Welche Pflegeleistungen umfasst die Grundpflege?

Die Grundpflege umfasst insgesamt fünf Teilbereiche: Die Körperpflege, die Mobilität, die Ernährung, die Vorbeugung von Folgeerkrankungen und die Förderung von Eigenständigkeit und Kommunikation. Pflegende Angehörige und professionelle Pflegekräfte übernehmen dabei die Aufgabe, die pflegebedürftige Person bei den Alltagsverrichtungen, die sie noch selbst ausführen kann, zu beaufsichtigen, anzuleiten und gegebenenfalls zu unterstützen. Verrichtungen, die nicht mehr ohne Hilfe durchgeführt werden können, müssen durch die Pflegeperson übernommen werden.

In diesem Rahmen gehören zur Grundpflege Hilfe beim Waschen und An- bzw. Ausziehen, Hilfe bei der Magen- und Darmentleerung, Ernährung sowie Unterstützung bei der Mobilität. Zudem muss die Pflegeperson vorbeugende Maßnahmen ergreifen, um neben der Grunderkrankung weitere Beschwerden oder Folgeerkrankungen zu vermeiden. Dazu zählen u. a. die Dekubituspflege, die Thromboseprophylaxe sowie die Vorbeugung vor Lungenentzündung, Hauterkrankungen, Pilzerkrankungen oder Verstopfung.
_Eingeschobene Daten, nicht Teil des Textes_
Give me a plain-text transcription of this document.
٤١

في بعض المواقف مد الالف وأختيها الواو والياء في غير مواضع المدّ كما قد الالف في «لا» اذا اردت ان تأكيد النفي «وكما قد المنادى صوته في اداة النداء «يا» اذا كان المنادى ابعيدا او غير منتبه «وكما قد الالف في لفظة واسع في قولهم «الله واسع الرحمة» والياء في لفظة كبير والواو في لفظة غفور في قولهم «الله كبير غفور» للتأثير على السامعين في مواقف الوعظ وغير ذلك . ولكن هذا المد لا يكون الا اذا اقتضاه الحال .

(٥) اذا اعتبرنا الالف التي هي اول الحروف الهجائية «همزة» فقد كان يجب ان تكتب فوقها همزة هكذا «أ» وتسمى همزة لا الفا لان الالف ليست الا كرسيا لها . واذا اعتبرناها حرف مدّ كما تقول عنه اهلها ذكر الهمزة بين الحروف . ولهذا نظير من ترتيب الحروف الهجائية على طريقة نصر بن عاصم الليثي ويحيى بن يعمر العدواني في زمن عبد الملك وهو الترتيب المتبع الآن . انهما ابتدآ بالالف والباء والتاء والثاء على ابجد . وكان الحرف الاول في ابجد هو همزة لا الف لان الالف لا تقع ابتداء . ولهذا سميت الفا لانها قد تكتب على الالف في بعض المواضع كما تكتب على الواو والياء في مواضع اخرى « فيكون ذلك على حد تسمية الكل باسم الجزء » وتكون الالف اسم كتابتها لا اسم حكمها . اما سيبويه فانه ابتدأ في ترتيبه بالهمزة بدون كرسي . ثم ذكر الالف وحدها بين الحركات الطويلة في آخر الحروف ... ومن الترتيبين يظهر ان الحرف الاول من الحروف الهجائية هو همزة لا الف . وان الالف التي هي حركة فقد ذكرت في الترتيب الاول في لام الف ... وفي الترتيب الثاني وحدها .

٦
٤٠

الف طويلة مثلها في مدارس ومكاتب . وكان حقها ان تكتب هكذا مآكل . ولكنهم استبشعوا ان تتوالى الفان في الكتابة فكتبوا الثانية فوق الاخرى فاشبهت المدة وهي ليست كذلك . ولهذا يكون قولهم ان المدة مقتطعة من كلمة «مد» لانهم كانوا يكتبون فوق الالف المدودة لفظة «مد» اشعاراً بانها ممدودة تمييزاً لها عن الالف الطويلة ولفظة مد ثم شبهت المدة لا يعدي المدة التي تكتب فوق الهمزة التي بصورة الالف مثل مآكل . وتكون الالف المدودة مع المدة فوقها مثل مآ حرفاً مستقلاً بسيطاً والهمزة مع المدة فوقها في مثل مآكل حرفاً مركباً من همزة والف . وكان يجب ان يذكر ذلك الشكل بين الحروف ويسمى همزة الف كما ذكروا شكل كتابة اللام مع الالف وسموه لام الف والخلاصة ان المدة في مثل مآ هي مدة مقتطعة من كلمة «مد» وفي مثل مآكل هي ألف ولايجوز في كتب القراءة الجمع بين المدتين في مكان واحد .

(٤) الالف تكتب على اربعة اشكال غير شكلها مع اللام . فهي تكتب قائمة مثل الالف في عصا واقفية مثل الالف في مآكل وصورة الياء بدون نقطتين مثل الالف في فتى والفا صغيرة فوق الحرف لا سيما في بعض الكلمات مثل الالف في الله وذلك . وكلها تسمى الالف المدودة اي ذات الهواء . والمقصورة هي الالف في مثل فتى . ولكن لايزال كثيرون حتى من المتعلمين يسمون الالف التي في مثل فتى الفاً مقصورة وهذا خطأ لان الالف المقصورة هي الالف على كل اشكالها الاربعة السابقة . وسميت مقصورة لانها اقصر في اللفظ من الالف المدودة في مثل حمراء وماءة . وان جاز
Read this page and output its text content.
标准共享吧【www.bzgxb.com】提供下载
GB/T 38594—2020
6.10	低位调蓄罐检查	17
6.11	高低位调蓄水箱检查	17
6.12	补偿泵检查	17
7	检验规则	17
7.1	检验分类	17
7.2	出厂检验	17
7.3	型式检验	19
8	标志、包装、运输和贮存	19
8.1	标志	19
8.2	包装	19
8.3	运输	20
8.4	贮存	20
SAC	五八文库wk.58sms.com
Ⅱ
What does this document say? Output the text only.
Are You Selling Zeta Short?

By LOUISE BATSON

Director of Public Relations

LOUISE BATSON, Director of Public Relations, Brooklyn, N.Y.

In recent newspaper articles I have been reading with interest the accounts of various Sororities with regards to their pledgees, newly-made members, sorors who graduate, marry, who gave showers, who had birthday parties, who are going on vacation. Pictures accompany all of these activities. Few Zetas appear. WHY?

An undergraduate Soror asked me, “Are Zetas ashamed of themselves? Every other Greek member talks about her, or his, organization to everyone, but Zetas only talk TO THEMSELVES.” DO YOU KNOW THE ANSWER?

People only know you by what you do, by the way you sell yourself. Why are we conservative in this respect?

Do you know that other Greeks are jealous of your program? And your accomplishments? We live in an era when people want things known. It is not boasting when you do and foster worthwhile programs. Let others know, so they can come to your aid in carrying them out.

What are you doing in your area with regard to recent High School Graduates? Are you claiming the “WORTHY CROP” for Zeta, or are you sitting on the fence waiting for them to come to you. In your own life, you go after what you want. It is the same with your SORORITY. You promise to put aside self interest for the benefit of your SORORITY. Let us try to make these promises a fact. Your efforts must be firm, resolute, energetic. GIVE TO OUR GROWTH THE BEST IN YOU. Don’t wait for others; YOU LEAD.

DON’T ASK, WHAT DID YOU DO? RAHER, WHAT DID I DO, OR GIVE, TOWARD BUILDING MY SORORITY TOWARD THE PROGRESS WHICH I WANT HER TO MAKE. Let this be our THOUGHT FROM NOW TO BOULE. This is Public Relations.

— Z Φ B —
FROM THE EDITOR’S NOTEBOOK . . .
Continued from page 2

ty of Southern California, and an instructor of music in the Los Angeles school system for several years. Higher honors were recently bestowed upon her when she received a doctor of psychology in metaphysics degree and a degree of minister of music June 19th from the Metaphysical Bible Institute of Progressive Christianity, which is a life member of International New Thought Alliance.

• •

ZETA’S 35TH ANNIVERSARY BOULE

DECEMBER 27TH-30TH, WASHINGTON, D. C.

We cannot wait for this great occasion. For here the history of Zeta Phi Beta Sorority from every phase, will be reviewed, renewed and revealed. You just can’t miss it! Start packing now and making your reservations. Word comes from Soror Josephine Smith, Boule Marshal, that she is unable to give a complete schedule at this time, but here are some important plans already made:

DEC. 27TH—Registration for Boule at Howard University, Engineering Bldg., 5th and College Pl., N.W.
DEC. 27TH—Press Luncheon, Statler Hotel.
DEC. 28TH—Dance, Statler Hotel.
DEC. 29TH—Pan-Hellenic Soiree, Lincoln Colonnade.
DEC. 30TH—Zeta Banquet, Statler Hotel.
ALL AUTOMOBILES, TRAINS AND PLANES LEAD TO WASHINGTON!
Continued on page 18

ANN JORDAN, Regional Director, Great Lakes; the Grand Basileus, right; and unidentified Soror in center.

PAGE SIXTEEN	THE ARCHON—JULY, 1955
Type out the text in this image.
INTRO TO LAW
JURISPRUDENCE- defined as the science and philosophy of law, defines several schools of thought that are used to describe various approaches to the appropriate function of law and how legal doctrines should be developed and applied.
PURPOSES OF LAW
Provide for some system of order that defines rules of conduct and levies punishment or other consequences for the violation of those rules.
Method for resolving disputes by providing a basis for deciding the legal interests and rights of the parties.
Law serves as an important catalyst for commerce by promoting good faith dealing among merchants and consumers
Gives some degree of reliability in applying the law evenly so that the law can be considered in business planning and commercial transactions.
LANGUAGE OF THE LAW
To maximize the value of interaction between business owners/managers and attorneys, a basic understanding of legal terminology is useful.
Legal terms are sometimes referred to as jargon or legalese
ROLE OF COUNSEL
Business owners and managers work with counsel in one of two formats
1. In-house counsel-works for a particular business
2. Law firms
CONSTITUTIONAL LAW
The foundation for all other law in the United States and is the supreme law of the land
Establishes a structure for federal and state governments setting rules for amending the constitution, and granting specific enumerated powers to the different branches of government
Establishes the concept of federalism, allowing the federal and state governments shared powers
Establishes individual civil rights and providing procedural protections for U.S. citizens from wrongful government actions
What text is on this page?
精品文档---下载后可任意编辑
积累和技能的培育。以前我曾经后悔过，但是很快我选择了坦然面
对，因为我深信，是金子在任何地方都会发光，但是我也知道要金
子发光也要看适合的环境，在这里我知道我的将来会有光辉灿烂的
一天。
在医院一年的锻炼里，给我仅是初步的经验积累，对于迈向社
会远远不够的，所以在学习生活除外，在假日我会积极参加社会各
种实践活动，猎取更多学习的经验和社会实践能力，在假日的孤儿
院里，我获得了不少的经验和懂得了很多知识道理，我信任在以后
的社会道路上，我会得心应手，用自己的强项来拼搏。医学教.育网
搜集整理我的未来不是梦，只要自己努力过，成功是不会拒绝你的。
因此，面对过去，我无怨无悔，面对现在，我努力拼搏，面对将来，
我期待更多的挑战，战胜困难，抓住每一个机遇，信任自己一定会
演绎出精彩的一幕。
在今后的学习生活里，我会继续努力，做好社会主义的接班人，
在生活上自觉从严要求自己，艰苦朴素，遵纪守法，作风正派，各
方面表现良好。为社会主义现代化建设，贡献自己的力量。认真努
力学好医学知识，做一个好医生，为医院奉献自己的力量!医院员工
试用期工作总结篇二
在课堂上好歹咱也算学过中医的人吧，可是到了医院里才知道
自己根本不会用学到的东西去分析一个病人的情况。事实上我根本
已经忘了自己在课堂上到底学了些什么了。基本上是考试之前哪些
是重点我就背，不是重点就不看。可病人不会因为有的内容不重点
Zuletzt umfasst die Grundpflege auch die Förderung der Eigenständigkeit einer pflegebedürftigen Person. Neben Gedächtnistraining oder dem Einüben hauswirtschaftlicher Tätigkeiten wie Einkaufen oder Essenszubereitung können in diesem Rahmen auch die Körperpflege, das An- und Ausziehen oder das Essen trainiert sowie die Herstellung und Aufrechterhaltung von sozialen Kontakten unterstützt werden.